Although I’m fascinated by these things, I really don’t know much about them.
Jupiter is really big, and the gas is pretty dense.
Because even when Jupiter and the Earth are in opposition, Jupiter is around 600 million km from Earth, but Earth is 150 million km from the sun. Plus, the Sun is about 1000 times the mass of Jupiter, so the gravitational force of Jupiter is 1/16,000 the force of the Sun on Earth. So while there is certainly some perturbation, it’s not going to somehow throw Earth out of the solar system or anything.
Just so you know, all pairs of orbital bodies have a barycenter they both orbit. The Earth/sun system rotates around a barycenter as well, its barycenter just happens to be much closer to the center of the Sun than Jupiter’s, because Earth is much smaller than Jupiter and much closer to the Sun.

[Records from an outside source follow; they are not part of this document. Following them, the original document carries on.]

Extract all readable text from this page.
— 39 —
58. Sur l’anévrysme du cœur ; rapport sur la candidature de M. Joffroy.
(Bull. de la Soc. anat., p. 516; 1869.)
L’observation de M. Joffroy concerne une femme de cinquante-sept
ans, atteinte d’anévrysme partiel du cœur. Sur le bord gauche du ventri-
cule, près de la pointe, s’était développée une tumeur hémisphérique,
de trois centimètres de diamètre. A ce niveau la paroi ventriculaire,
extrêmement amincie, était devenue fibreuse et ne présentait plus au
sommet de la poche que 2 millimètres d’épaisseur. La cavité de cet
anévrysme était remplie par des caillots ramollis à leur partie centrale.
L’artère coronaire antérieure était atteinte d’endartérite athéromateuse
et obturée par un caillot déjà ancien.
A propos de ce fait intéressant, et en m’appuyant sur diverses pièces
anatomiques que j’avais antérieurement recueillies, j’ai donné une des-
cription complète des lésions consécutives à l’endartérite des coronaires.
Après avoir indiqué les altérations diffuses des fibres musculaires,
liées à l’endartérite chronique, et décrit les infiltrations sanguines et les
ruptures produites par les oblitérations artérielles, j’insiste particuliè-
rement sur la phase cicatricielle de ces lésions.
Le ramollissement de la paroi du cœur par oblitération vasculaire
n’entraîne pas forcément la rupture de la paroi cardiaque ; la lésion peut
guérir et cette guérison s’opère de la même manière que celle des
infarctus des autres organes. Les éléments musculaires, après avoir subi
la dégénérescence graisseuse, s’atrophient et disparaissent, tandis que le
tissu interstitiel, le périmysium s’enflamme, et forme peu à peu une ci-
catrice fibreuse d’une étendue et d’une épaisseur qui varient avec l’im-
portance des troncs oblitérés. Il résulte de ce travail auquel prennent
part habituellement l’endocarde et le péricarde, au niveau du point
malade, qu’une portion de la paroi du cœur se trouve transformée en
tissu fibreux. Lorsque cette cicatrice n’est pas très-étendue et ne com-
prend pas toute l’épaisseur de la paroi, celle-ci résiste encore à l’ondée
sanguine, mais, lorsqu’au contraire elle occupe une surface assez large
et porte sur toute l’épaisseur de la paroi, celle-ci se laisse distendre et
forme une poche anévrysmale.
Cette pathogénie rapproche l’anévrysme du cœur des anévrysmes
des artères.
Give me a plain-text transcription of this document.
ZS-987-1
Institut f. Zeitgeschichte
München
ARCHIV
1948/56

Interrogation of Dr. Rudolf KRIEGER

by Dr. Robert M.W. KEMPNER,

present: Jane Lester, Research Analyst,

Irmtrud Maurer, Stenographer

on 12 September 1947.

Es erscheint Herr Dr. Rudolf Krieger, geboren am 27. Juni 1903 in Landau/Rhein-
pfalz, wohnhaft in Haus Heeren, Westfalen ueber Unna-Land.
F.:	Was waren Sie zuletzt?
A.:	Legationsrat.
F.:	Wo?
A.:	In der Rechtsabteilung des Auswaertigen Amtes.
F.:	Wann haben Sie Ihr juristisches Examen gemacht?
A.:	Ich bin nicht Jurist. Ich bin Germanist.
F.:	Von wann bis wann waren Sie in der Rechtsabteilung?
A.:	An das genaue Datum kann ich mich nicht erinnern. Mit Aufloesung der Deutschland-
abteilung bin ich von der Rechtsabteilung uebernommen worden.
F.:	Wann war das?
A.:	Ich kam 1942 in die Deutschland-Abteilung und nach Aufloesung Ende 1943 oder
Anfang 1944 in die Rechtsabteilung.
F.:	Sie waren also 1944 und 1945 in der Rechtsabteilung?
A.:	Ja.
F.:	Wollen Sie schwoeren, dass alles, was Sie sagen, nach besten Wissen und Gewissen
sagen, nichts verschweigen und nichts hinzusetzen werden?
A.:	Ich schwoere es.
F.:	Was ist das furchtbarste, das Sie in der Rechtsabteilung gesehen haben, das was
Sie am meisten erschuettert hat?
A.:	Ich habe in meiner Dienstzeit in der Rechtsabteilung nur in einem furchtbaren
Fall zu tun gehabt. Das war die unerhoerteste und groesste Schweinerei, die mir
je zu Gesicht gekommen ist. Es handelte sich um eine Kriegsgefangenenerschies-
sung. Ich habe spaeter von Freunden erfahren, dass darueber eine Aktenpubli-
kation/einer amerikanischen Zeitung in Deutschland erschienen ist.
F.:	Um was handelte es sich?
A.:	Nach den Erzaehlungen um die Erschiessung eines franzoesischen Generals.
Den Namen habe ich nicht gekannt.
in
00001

We had a discussion of something much like this a while back
In summary, Jupiter pulls both the Earth and the Sun almost equally. Because the Earth and Sun are not precisely the same location, there is a differential effect (the Earth gets pulled by a slightly different amount than the Sun gets pulled), and this differential perturbation does affect Earth’s orbit slightly, but it’s only a slight effect.
A three-body system (or 10 bodies) is chaotic enough there is no simple solution to what would make it stable. For now, the short answer is that the orbital periods of Earth and Jupiter are not in sync. If for example, a Jupiter year was exactly 10 earth years, then earth and Jupiter would line up exactly every 10 years, and Jupiter would be pulling the earth out of its orbit a bit each time. But instead, because they are not similar, think of the system as like a guy making a pizza doughball into a flat pie - They pull on a different part around the rim each time, thus keeping it circular. At this point it’s essentially stable, Jupiter is not pulling us further out than our orbital velocity compensates for. Everything is relatively balanced.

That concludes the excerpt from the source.